Infrastructure Learning
Just finished reading this excellent report History and Theory of Infrastructure Lessons for New Scientific Cyberinfrastructure Funded by the National Science Foundation in the US.
And I think i am finally getting back on track!
- Infrastructural development involves much contingency, uncertainty and historical specificity
- while heterogeneous they have shared patterns, processes and emergent lessons that span across the time and types of infrastructure construction when historically and socially compared
- Infrastructures build on previous bodies of knowledge and doing, in the case of the cyberinfrastructure in question, it emerged from both practice and technology: the growth in the practice of doing statistics, taking a census, the growth of counting or information gathering by the state; also the growth of knowledge workers - encyclopedist coupled with the technological and organizational capabilities to sort, sift and store information.
- The information society thus builds on the long history of large scale production systems - industrial/control revolution, the punch card reader came from a previous technologies knows as carbon paper and manila envelopes which provided organizational context to support the need of the punch card, that all came before computing.
- Bref - there are no innovations that do not have a pre-existing context, technologies are not ahistorical products
organizations are (in part) information processors. People, routines, forms, and classification systems are as integral to information handling as computers, Ethernet cables and Web protocols.

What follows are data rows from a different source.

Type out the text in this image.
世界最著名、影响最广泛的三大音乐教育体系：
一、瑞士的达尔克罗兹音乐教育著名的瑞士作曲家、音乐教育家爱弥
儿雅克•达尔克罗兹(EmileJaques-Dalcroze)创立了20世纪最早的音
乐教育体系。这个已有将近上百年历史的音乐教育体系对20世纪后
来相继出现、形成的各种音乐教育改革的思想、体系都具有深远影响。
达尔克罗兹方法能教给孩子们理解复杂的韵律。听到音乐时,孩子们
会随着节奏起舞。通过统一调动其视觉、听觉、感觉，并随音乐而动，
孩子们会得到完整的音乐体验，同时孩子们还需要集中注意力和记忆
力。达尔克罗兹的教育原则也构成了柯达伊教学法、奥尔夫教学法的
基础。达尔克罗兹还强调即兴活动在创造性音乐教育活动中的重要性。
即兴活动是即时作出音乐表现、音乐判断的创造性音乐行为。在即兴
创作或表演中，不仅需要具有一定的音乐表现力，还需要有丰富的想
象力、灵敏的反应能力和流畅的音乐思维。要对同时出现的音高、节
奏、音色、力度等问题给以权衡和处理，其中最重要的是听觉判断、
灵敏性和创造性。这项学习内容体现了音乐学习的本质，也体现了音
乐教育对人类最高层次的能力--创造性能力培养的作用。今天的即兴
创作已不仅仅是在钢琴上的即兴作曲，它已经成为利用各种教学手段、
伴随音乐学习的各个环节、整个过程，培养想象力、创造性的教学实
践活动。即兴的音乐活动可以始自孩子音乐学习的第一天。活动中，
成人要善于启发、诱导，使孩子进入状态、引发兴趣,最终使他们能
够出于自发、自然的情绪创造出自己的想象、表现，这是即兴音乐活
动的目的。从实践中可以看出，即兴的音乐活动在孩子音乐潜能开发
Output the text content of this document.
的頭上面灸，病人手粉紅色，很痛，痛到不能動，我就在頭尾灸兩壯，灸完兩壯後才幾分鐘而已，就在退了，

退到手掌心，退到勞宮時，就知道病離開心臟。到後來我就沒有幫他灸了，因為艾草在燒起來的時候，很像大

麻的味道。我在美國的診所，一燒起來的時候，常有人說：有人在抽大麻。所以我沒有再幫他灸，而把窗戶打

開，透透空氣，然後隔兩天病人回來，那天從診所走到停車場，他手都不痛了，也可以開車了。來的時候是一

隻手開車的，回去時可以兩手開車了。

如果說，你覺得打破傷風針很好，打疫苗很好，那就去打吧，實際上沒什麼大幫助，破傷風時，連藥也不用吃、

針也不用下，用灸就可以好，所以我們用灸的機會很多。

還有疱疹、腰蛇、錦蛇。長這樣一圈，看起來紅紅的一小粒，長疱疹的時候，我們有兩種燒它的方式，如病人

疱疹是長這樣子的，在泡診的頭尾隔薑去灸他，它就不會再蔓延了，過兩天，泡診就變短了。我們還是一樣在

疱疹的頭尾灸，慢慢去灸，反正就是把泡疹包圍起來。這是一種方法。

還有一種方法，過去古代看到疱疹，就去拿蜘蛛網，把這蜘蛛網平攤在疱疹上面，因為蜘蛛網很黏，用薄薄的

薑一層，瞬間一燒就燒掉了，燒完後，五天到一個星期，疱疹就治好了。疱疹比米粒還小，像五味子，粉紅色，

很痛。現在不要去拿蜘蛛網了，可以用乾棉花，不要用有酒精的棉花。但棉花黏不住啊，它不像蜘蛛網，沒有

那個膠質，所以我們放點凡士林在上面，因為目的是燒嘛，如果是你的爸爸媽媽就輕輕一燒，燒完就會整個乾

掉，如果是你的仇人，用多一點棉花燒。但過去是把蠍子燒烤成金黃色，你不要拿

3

- The history of letters between scientists, conferences supported by new transportation systems and journals developed as Anderson in Imagined Communities might say simultaneity in thinking, where a scientific community emerges aided by the lingua franca of English and French. These were the evolutions of scientific collaborations.
- Cyberinfrastructures, like all infrastructures i would argue, "include hardware, software, personnel services and organizations" (Atkins Report p. 13).
in building cyberinfrastructure, the key question is not whether this is a "social" problem or a "technical" one. That is putting it the wrong way around. The question is whether we choose, for any given problem, a social or a technical solution or some combination. It is the distribution of solutions that is the object of study. (p.6)
therefore
cyberinfrastructure is the set of organizational practices, technical infrastructure and social norms that collectively provide for the smooth operation of scientific work at a distance. (p.6)
these are intricately tied to engineering and design, and if ignored the infrastructure will fail.
the eventual growth of complex infrastructure and the forms it takes are the result of converging histories, path dependencies, serendipity, innovation, and "bricolage" (tinkering). (p. 6-7).
- the concept of harnessing complexity becomes important since infrastructures are large and complex
Infrastructure is fixed in modular increments, not all at once or globally. Because infrastructure is big, layered, and complex, and because it means different things locally, it is never changed from above. Changes take time and negotiation, and adjustment with other aspects of the systems involved. (Star and Ruhleders in report p.7).
If that is not beautiful enough, particularly when thinking of community communication infrastructures, the report adopts the following approach:
Since infrastructures are incremental and modular, they are always constructed in many places (the local), combined and recombined (the modular), and they take on new meaning in both different times and spaces (the contextual). Better then to deploy a vocabulary of growing, fostering or encouraging in the evolutionary sense when analyzing cyberinfrastructures (p.7).
Dang! I think this is also true for community communication infrastructures, the language this report proposes also reminds me very much of what i see in how Michael envisages Ile Sans Fil in Montreal. In the many conversations i have shared with him, i always get the sense that he is intimately engaged in thinking, conceptualizing, reflecting and nurturing the infrastructures he and the ISF gang have participated in creating in Montreal and supporting or collaborating with in Quebec, Ottawa-Gatineau and Toronto.
I will have to come back and finish this tomorrow! Til then!